Factors Affecting Lightning Behavior in Various Regions of the United States
March 6, 2014
Hosted by Steve Rutledge (advisor), Sue van den Heever, Timothy Lang (Affiliate), Richard Eykholt (Physics)
Lightning activity varies greatly on a global scale. Global maps of total flash density show a strong tendency for lightning to favor continental areas over the open ocean, even in regions with similar instability. Previous studies have attributed the difference to thermodynamic and aerosol differences over continental regions, but the exact cause is still elusive. While this is not a global study, we attempt to characterize lightning activity in 4 different regions of the United States with high resolution Lightning Mapping Array (LMA) networks over one warm season. The regions of study are Washington, D.C. (DC), northern Alabama, central Oklahoma and northeast Colorado. A wide spectrum of environmental characteristics is afforded by these regions. Lightning characteristics include storm total flash rates, positive cloud-to-ground (+CG) strikes and intra-cloud (IC) to CG ratio (IC:CG). This is accomplished by using the CSU Lightning, Environmental, Aerosol and Radar (CLEAR) framework, first developed by Lang and Rutledge (2011), to objectively analyze large amounts of storm data. Lightning activity is provided by a new flash clustering algorithm, which produces total flash rates and IC flash rates when combined with NLDN CG data.

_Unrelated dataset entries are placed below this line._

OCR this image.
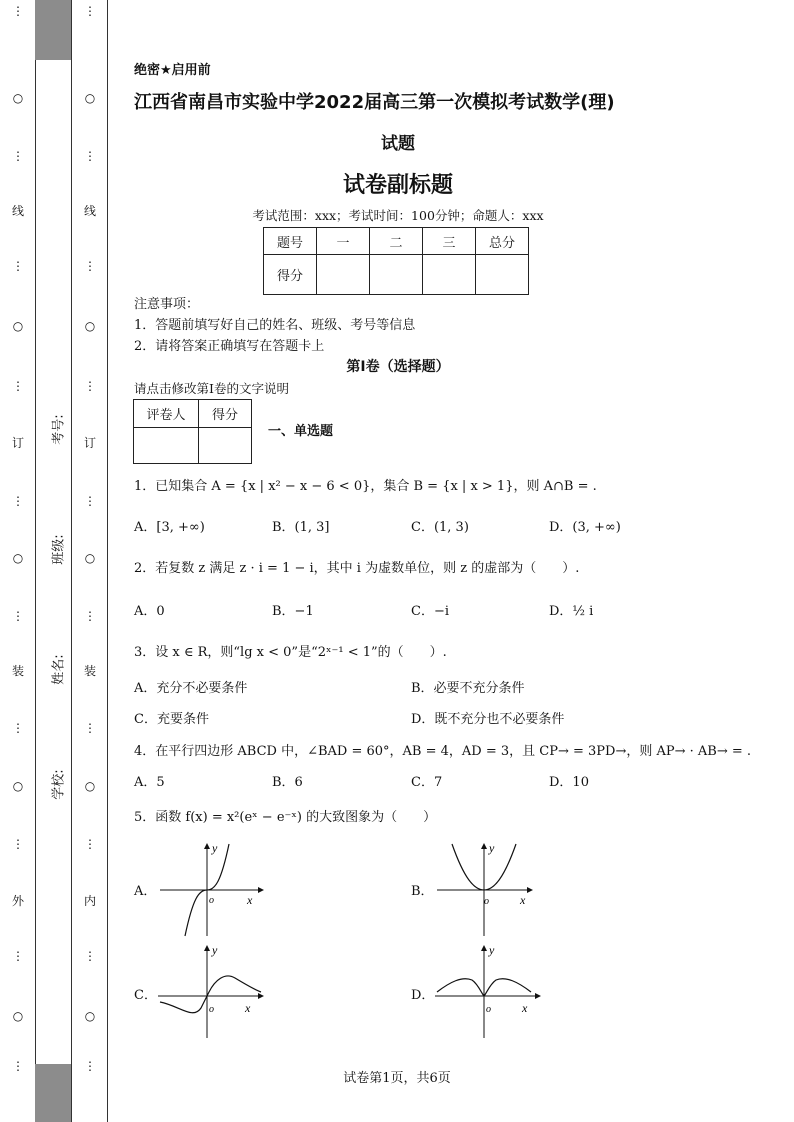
⋮
○
⋮
线
⋮
○
⋮
订
⋮
○
⋮
装
⋮
○
⋮
外
⋮
○
⋮
⋮
○
⋮
线
⋮
○
⋮
订
⋮
○
⋮
装
⋮
○
⋮
内
⋮
○
⋮
考号:
班级:
姓名:
学校:
绝密★启用前
江西省南昌市实验中学2022届高三第一次模拟考试数学(理)
试题
试卷副标题
考试范围：xxx；考试时间：100分钟；命题人：xxx
题号	一	二	三	总分
得分				
注意事项：
1．答题前填写好自己的姓名、班级、考号等信息
2．请将答案正确填写在答题卡上
第I卷（选择题）
请点击修改第I卷的文字说明
评卷人	得分

一、单选题
1．已知集合 A = {x | x² − x − 6 < 0}，集合 B = {x | x > 1}，则 A∩B = .
A．[3, +∞)	B．(1, 3]	C．(1, 3)	D．(3, +∞)
2．若复数 z 满足 z · i = 1 − i，其中 i 为虚数单位，则 z 的虚部为（　　）.
A．0	B．−1	C．−i	D．½ i
3．设 x ∈ R，则“lg x < 0”是“2ˣ⁻¹ < 1”的（　　）.
A．充分不必要条件	B．必要不充分条件
C．充要条件	D．既不充分也不必要条件
4．在平行四边形 ABCD 中，∠BAD = 60°，AB = 4，AD = 3，且 CP→ = 3PD→，则 AP→ · AB→ = .
A．5	B．6	C．7	D．10
5．函数 f(x) = x²(eˣ − e⁻ˣ) 的大致图象为（　　）
A．	B．
C．	D．
y
x
o
y
x
o
y
x
o
y
x
o
试卷第1页，共6页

The results have shown that lightning behavior has high variability throughout the regions of study. Median total storm flash rates range from approximately 1 flash min-1 in Alabama and DC to near 8 flashes min-1 in Colorado. Positive CG flash fractions exhibit a similar relationship with 10% of all CG flashes being positive polarity in Alabama and DC up to 40% in Colorado. The anomalous nature of the Colorado region is evident in all lightning metrics. Colorado is also characterized by an anomalous environment with high cloud base storms and coincident shallow warm cloud depths. Examination of all storms simultaneously has shown that relationships exist between total flash rate and environmental parameters. The similarity of these results to other studies on global scales is striking and provides evidence for the robustness of these relationships. Examination of relationships between radar and lightning intensity metrics are also performed. Similar behaviors between these intensity metrics are observed in all regions.